August 3, 2021 - Liz Schondelmayer

When looking for their next romantic partners, most people would think they'd like to avoid someone who is just like their ex. But new social science research suggests that the majority of us actually do the exact opposite - or will even look for someone who reminds us of our parents. 

According to a new study from Michigan State University graduate student Katelin Leahy (pictured left) and MSU psychologist Dr. William Chopik, people tend to show romantic interest in people who resemble their exes or their parents. Called transference, this concept holds up across the lifespan - meaning that younger, middle-aged and older people all tend to follow this pattern. 

The study is the first of its kind to test the theory of transference among adults from all age groups, as past research had focused solely on college students. For this study, the researchers asked over 500 participants to use adjectives to describe their past partners, such as "nice," "helpful," or "charismatic," and then designed dating profiles to mimic those traits.

Leahy and Dr. Chopik found that, not only did the majority of participants favor profiles with similar traits as their exes, they began falsely attributing characteristics to those profiles which actually applied to their ex. "For example, the transference effect suggests that people would remember a profile saying they enjoyed a certain band, but the band was nowhere on the profile - it was actually their ex's favorite band," explained Dr. Chopik. 

For Leahy, a graduate student in the Department of Psychology, this research served as her Master's thesis project. "As a close relationships researcher, I'm interested in understanding how people choose romantic partners. After discovering the theory of transference, I wanted to test if people really are interested in dating the same type of people over time and across life," Leahy said.

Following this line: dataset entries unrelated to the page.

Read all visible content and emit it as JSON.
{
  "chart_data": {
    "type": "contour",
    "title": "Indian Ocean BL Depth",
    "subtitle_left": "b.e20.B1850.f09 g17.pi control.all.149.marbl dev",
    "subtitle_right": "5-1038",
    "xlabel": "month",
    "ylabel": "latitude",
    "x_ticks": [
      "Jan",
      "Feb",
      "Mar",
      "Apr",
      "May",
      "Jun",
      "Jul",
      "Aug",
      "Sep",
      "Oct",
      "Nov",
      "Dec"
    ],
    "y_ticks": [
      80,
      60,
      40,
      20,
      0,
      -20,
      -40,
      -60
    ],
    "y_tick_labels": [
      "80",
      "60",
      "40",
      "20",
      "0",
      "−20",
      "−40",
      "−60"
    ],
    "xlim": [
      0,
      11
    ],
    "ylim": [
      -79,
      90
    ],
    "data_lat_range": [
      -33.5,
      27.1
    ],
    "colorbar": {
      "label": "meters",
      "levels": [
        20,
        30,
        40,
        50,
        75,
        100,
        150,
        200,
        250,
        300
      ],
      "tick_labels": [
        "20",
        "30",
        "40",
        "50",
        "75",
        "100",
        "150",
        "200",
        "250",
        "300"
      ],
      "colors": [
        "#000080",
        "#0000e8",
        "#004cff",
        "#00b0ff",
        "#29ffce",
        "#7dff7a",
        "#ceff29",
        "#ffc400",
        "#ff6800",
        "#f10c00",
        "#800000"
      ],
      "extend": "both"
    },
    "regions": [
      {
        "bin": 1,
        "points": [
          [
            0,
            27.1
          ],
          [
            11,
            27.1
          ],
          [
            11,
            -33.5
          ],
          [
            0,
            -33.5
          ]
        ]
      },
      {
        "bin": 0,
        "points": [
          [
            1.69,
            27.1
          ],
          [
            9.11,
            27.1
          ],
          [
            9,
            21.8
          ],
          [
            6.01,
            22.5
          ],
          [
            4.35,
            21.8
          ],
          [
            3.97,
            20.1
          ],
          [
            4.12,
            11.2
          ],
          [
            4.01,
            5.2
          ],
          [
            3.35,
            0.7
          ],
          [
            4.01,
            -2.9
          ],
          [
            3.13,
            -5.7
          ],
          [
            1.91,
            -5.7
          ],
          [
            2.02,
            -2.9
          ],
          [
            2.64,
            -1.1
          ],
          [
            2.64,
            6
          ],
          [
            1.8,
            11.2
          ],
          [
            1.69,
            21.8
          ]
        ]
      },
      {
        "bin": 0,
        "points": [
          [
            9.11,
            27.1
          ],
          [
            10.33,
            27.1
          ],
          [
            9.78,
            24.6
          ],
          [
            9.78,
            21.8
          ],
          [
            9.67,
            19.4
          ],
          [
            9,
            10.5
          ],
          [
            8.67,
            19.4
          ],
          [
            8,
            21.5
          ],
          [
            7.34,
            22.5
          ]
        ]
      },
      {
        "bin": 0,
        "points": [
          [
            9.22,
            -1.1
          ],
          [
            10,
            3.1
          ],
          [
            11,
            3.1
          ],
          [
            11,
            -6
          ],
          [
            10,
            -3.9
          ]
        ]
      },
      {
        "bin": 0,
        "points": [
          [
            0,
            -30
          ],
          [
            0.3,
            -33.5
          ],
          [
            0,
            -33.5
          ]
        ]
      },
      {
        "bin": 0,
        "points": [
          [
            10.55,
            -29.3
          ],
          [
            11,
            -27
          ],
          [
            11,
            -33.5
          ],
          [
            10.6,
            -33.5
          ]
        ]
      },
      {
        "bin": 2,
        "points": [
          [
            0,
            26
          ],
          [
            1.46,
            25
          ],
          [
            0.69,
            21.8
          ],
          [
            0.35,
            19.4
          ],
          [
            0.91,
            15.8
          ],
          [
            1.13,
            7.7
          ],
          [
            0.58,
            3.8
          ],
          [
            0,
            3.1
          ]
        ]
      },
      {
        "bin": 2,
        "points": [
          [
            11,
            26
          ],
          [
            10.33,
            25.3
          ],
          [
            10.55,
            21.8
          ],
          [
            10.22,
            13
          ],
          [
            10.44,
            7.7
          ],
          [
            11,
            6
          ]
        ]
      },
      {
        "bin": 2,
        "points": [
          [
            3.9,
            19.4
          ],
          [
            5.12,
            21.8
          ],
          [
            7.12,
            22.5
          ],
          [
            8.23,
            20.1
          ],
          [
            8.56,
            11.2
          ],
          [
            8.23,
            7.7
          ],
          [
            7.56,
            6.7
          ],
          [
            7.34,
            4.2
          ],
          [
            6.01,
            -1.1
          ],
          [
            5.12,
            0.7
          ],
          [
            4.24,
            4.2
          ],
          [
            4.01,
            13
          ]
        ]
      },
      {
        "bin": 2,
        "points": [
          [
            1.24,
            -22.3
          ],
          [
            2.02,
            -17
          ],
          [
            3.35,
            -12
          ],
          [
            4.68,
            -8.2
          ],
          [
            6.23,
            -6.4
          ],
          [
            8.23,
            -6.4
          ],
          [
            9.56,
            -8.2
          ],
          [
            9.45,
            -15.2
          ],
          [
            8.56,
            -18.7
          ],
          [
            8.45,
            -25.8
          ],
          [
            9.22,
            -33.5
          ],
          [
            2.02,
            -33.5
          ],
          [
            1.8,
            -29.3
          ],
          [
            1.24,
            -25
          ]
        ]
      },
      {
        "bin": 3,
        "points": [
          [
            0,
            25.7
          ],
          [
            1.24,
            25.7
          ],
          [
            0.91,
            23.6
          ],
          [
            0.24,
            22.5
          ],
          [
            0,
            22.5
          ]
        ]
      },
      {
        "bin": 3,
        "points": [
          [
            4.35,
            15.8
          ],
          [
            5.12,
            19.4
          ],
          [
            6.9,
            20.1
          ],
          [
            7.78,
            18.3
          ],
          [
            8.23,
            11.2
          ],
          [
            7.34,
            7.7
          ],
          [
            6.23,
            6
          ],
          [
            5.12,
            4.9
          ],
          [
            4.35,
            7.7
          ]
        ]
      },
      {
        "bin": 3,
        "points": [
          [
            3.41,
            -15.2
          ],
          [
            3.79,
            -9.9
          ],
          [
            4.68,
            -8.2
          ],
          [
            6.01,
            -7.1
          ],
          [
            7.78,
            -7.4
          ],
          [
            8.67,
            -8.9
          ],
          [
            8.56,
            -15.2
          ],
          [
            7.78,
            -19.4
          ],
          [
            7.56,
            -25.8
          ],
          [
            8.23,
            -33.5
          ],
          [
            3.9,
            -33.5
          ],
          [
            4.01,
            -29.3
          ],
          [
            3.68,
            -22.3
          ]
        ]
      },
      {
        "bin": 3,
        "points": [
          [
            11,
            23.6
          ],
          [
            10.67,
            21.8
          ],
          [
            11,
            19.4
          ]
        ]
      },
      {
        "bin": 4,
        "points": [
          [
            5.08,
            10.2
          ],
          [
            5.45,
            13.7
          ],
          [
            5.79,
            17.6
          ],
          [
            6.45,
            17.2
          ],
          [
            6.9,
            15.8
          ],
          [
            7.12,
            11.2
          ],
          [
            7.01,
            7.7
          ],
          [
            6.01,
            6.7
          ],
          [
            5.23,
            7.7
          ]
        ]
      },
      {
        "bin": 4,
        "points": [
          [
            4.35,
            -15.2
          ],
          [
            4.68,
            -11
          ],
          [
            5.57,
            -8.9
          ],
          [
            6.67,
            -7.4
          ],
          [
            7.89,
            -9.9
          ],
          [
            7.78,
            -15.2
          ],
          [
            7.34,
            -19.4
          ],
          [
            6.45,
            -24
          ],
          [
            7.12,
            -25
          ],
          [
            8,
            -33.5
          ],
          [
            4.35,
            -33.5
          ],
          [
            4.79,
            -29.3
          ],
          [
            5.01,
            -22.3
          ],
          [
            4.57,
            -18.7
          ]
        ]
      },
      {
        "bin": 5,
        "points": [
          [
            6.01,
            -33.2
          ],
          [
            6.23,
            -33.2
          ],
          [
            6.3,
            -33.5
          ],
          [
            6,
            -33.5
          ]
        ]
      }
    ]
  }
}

Leahy notes that the study's results may seem counterintuitive: "You would think an ex is an ex for a reason, right? However, for some reason, we seem to be drawn to familiarity and comfort, even when our relationships with similar people continuously fail." 

Transference was especially present in participants who were older and/or confident in their ability to get into or maintain relationships. This means that these patterns of misremembering and preferring people from our past were somewhat stronger as people age or become more comfortable in relationships.

The study also found that people were more interested in dating people who reminded them of their parents as well as their exes. Although the finding may seem Freudian at first, Dr. Chopik explains that it has more to do with emulating a past positive relationship in one's life. 

"For those who have had a good relationship with their parents, it makes sense that they would want a partner who shares similar traits with someone else they have a strong connection with," Dr. Chopik said. 

Leahy and Chopik hope to further our understanding of transference by comparing the happiness of people who date similar partners over time to those who break out of this pattern and go for vastly different significant others.